3. Geiger, D.R., ``FY 2003 and FY 2004 Unit Costs for the Process of
Medical Device Review,'' (http://www.fda.gov/downloads/MedicalDevices/DeviceRegulationandGuidance/Overview/MedicalDeviceUserFeeandModernizationActMDUFMA/ucm109216.pdf),
September 2005.
List of Subjects in 21 CFR Part 876
Medical devices.
Therefore, under the Federal Food, Drug, and Cosmetic Act and under
authority delegated to the Commissioner of Food and Drugs, it is
proposed that 21 CFR part 876 be amended as follows:
PART 876--GASTROENTEROLOGY-UROLOGY DEVICES
1. The authority citation for 21 CFR part 876 continues to read as
follows:
Authority: 21 U.S.C. 351, 360, 360c, 360e, 360j, 360l, 371.
2. Section 876.5870 is amended by revising paragraphs (b) and (c)
to read as follows:
Sec. 876.5870 Sorbent hemoperfusion system.
* * * * *
(b) Classification. (1) Class II (special controls) when the device
is intended for the treatment of poisoning and drug overdose. The
special controls for this device are:
(i) The device should be demonstrated to be biocompatible;
(ii) Performance data to demonstrate the mechanical integrity of
the device (e.g., tensile, flexural, and structural strength),
including testing for the possibility of leaks, ruptures, release of
particles, and/or disconnections;
(iii) Performance data to demonstrate device sterility and shelf
life;
(iv) Bench performance data to demonstrate device functionality in
terms of substances, toxins, and drugs removed by the device, and the
extent that these are removed when the device is used according to its
labeling;
(v) Summary of clinical experience with the device that discusses
and analyzes device safety and performance, including a list of adverse
events observed during the testing;
(vi) Labeling controls, including appropriate warnings,
precautions, cautions, and contraindications statements to alert and
inform users of proper device use and potential clinical adverse
effects, including blood loss, platelet loss, leukopenia, hemolysis,
hypotension, clotting, metabolic disturbances, and loss of vital
nutrients and substances; Labeling recommendations must be consistent
with the performance data obtained for the device, and must include a
list of the drugs the device has been demonstrated to remove, and the
extent for removal/depletion; and
(vii) For those devices that incorporate electrical components,
appropriate analysis and testing to validate electrical safety and
electromagnetic compatibility.
(2) Class III (premarket approval) when the device is intended for
the treatment of hepatic coma and metabolic disturbances.

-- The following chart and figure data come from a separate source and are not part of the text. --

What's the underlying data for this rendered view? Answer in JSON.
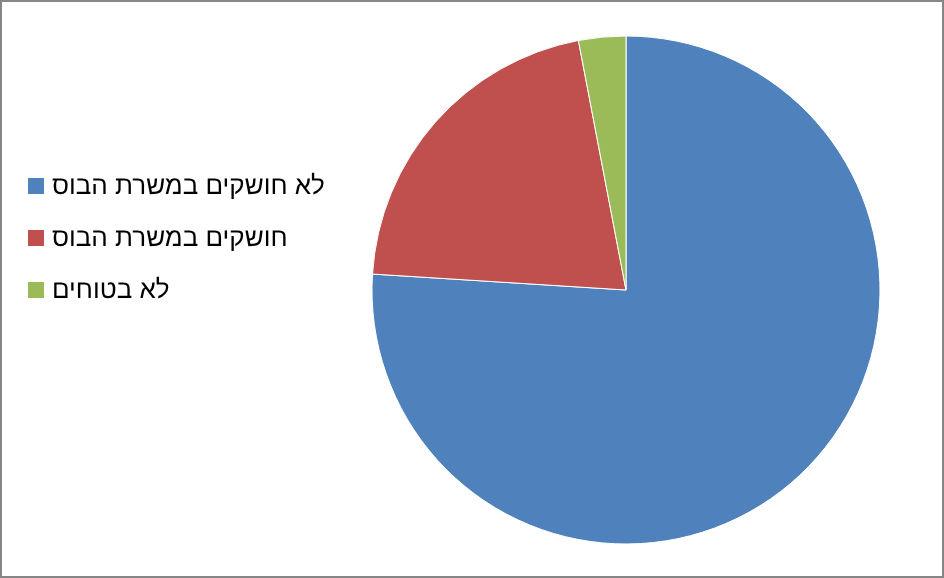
{
  "chart_data": {
    "type": "pie",
    "categories": [
      "לא חושקים במשרת הבוס",
      "חושקים במשרת הבוס",
      "לא בטוחים"
    ],
    "values": [
      76,
      21,
      3
    ],
    "colors": [
      "#4f81bd",
      "#c0504d",
      "#9bbb59"
    ],
    "legend": "left"
  }
}
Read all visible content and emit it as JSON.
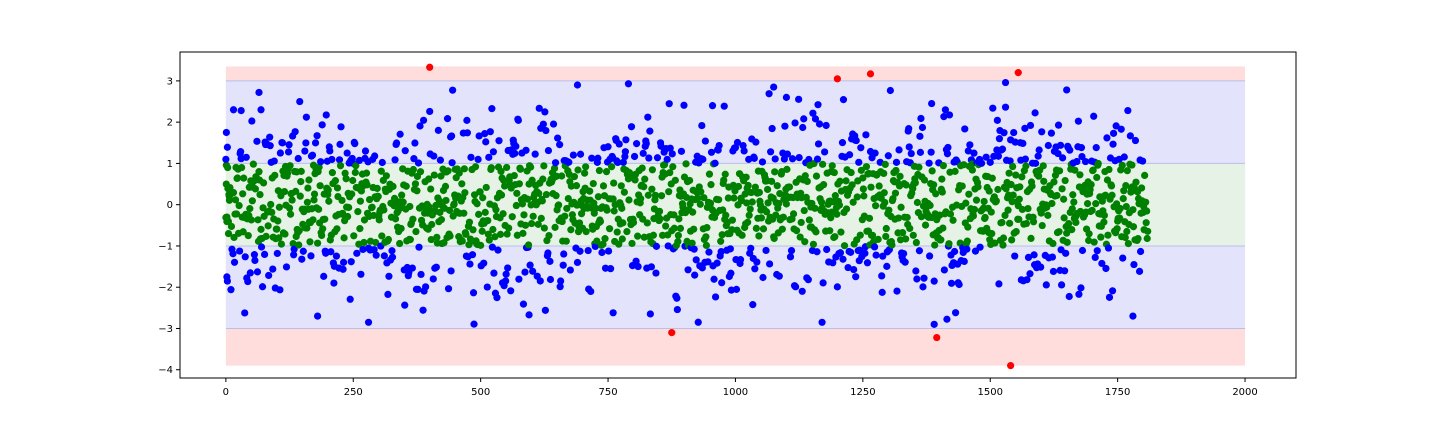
{
  "chart_data": {
    "type": "scatter",
    "title": "",
    "xlabel": "",
    "ylabel": "",
    "xlim": [
      -90,
      2100
    ],
    "ylim": [
      -4.2,
      3.7
    ],
    "x_ticks": [
      0,
      250,
      500,
      750,
      1000,
      1250,
      1500,
      1750,
      2000
    ],
    "y_ticks": [
      -4,
      -3,
      -2,
      -1,
      0,
      1,
      2,
      3
    ],
    "x_tick_labels": [
      "0",
      "250",
      "500",
      "750",
      "1000",
      "1250",
      "1500",
      "1750",
      "2000"
    ],
    "y_tick_labels": [
      "−4",
      "−3",
      "−2",
      "−1",
      "0",
      "1",
      "2",
      "3"
    ],
    "grid": false,
    "legend": "none",
    "bands": [
      {
        "y_range": [
          -3.9,
          3.35
        ],
        "x_range": [
          0,
          2000
        ],
        "color": "#ffdddd"
      },
      {
        "y_range": [
          -3.0,
          3.0
        ],
        "x_range": [
          0,
          2000
        ],
        "color": "#e3e3fb"
      },
      {
        "y_range": [
          -1.0,
          1.0
        ],
        "x_range": [
          0,
          2000
        ],
        "color": "#e6f2e6"
      }
    ],
    "band_edge_color": "#b8c0e8",
    "sample": {
      "x_range": [
        0,
        1810
      ],
      "count": 1810,
      "rule": "|y| <= 1 green, 1 < |y| <= 3 blue, |y| > 3 red"
    },
    "series": [
      {
        "color": "#008000",
        "points": [
          [
            0.8,
            0.5
          ],
          [
            2.1,
            -0.3
          ],
          [
            3.5,
            0.9
          ],
          [
            5.2,
            -0.7
          ],
          [
            6.8,
            0.2
          ]
        ]
      },
      {
        "color": "#0000ff",
        "points": [
          [
            0,
            1.1
          ],
          [
            1,
            1.75
          ],
          [
            2,
            -1.75
          ],
          [
            3,
            -1.85
          ],
          [
            65,
            2.72
          ],
          [
            69,
            2.3
          ],
          [
            690,
            2.9
          ],
          [
            790,
            2.93
          ],
          [
            1075,
            2.85
          ],
          [
            1530,
            2.96
          ],
          [
            955,
            2.4
          ],
          [
            1650,
            2.78
          ],
          [
            1100,
            2.6
          ],
          [
            15,
            2.3
          ],
          [
            30,
            2.28
          ],
          [
            280,
            -2.85
          ],
          [
            595,
            -2.67
          ],
          [
            760,
            -2.62
          ],
          [
            1170,
            -2.85
          ],
          [
            1390,
            -2.9
          ],
          [
            1385,
            2.45
          ],
          [
            1780,
            -2.7
          ],
          [
            180,
            -2.7
          ]
        ]
      },
      {
        "color": "#ff0000",
        "points": [
          [
            400,
            3.33
          ],
          [
            875,
            -3.1
          ],
          [
            1200,
            3.05
          ],
          [
            1265,
            3.17
          ],
          [
            1395,
            -3.22
          ],
          [
            1540,
            -3.9
          ],
          [
            1555,
            3.2
          ]
        ]
      }
    ]
  }
}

(c) Date premarket approval application (PMA) or notice of
completion of product development protocol (PDP) is required. A PMA or
notice of completion of a PDP is required to be filed with FDA on or
before [date 90 days after date of publication of the final rule in the
Federal Register], for any sorbent hemoperfusion system indicated for
treatment of hepatic coma or metabolic disturbances that was in
commercial distribution before May 28, 1976, or that has, on or before
[date 90 days after date of publication of the final rule in the
Federal Register], been found to be substantially equivalent to any
sorbent hemoperfusion device indicated for treatment of hepatic coma or
metabolic disturbances that was in commercial distribution before May
28, 1976. Any other sorbent hemoperfusion system device indicated for
treatment of hepatic coma or metabolic disturbances shall have an
approved PMA or declared completed PDP in effect before being placed in
commercial distribution.
Dated: February 14, 2012.
Nancy K. Stade,
Deputy Director for Policy, Center for Devices and Radiological Health.